Accuracy of Rsqrt and Weird Shadows in Ray Tracing

2020-05-30 about 771 words 4 min

Contents

Almost one and a half years ago, when I was learning Rust, I wrote a ray tracer based on the widely-known textbook “Ray tracing in one weekend”. The book is great and it only took me two days to write the ray tracer. And I found something a bit weird when I tried to optimize it.
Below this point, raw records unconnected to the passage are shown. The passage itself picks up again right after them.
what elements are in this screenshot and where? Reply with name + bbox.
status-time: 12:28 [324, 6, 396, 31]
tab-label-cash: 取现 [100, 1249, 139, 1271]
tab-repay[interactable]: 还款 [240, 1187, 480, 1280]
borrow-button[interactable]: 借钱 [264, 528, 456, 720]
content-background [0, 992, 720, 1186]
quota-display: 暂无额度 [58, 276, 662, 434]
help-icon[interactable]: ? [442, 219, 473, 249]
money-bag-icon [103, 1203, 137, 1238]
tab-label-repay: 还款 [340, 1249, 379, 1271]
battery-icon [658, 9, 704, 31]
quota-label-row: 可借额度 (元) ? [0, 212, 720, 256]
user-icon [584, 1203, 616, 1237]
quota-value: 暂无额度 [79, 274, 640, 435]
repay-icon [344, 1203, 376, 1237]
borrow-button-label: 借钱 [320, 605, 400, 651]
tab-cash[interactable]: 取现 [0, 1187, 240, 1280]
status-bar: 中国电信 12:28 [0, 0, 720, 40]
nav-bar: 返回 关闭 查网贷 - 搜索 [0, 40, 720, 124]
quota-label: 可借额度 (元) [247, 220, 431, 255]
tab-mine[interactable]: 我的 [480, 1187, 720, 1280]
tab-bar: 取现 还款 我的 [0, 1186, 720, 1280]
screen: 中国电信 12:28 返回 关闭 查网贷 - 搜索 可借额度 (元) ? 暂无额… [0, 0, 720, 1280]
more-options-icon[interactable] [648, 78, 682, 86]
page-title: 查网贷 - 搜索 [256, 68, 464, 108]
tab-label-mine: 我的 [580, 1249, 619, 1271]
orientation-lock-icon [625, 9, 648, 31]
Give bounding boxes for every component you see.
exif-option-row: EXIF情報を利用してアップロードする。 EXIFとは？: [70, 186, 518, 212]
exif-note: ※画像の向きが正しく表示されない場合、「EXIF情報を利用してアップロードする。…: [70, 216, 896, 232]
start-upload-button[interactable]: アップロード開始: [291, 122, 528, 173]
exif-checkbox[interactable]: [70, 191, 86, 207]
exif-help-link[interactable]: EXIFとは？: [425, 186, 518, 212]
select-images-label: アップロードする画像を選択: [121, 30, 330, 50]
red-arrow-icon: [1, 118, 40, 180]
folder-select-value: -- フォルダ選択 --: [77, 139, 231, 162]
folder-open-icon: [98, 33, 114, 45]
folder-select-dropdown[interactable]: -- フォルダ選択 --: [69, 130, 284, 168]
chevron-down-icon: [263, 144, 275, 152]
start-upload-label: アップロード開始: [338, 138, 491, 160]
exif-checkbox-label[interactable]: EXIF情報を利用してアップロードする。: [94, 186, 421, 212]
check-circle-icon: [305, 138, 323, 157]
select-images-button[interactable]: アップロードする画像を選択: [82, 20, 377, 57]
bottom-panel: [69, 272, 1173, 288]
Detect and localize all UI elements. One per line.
I’ve looked into the causes of that a while ago, but this time I’m going to take it a little further.

Background: rsqrt instruction

In the 3D CG field, there is a popular optimization technique called fast inverse square root. It is a fast approximation of \(1/\sqrt{x}\) that is computed when we regularize the length of a vector.

Nowadays, most x86_64 CPUs implement rsqrtss instruction that have higher accuracies. By replacing sqrt and division with rsqrtss, we would gain some speedup.

In Rust, you can call intrinsic functions via std::arch::x86_64. To find out what the instructions do, Intel Intrinsics Gude is helpful.

 1
 2
 3
 4
 5
 6
 7
 8
 9
10
11
12
13
14
use std::arch::x86_64::_mm_set_ss;
use std::arch::x86_64::_mm_rsqrt_ss;
use std::arch::x86_64::_mm_cvtss_f32;

impl Vector3 {
    pub fn rlen(self) -> f32 {
//         original implementation
//         1.0 / self.len()
        let lsq = self.len_sq();
        unsafe {
            _mm_cvtss_f32(_mm_rsqrt_ss(_mm_set_ss(lsq)))
        }
    }
}

When I made this change and ran it again, the image looked like the following.

You can see that there are ring-shaped shadows that were not seen in the image shown before. From the concentric pattern, we can assume that the artifacts are due to the length of the ray emitted from the camera. Since the code regularizes all the rays, I guessed the numerical error in rsqrtss causes this. Actually, the artifacts disappear when I replaced rsqrtss by normal division and square root.

Observation: pattern of errors

If a ray tracer overestimates the length of the ray, the position where the ray hits the object becomes distant and would be buried inside the object. A ray that starts from the inside of an object never escapes from it unless it is transparent (A). This is not distinguishable from the case when the ray does not hit to a light source (B), so the pixel would look like a shadow. It may make the pixel darker.

To test this hypothesis, “numerical errors in rsqrtss when calculating the length of rays cause the artifacts”, I plotted the numerical error in a similar way as the ray tracing. I calculated the length of the rays from the camera to the screen and plotted the relative error in the log scale only when the rsqrtss overestimates the length.

The pattern is more intricate than I expected.

Come to think of it, I used some tricks to reduce the noise in ray tracing. For example, I averaged the color from several rays that pass through different points in the pixel. By this operation, the local patterns of the numerical error may disappear.

To check this, I modified the code so that the rays always pass through the center of the pixel. Then the pattern of the artifacts appears almost match the pattern of numerical errors.

Also, there is always an error in floating-point operation, so the collisions that occur immediately after a ray is emitted are normally ignored. In the image shown above, I used \(10^{-5}\) as tolerance. If the overestimate causes the artifacts, larger tolerance makes the artifacts fainter, and vice versa.

Let’s set the tolerance to 0.

Conversely, let’s make it larger, like 0.05, so that the artifacts almost disappear.

It looks okay at first glance. But you can see that some part of the real shadows becomes a bit brighter. For example, the shadow under the pink sphere located at the center looks pink.

Conclusion

From these observations, it seems that trying to address the problem by increasing tolerance will lead to other problems. So the most obvious solution would be to stop using rsqrt. But there is another way.

The original algorithm of the fast inverse square root is a combination of bit operations and floating-point operations. The floating-point operations correspond to Newton’s method. Starting from the approximation derived by bit operations, it increases the accuracy of the result. The same method can be applied to this case.

1
2
3
4
5
6
7
8
9
impl Vector3 {
    pub fn rlen(self) -> f32 {
        let lsq = self.len_sq();
        let r = unsafe {
            _mm_cvtss_f32(_mm_rsqrt_ss(_mm_set_ss(lsq)))
        };
        r * (1.5 - lsq * 0.5 * r * r)
    }
}

… and the artifacts disappeared!

Unfortunately, I couldn’t find any significant difference in the run time performance between the normal sqrt() version and this in one execution. So the best solution, considering both performance and readability, might be to use 1 / sqrt(x), not rsqrt. But the result may change in another situation, like with SIMD instructions or on GPU.

I hope this result will help those who are in trouble with weird shadows in ray tracing.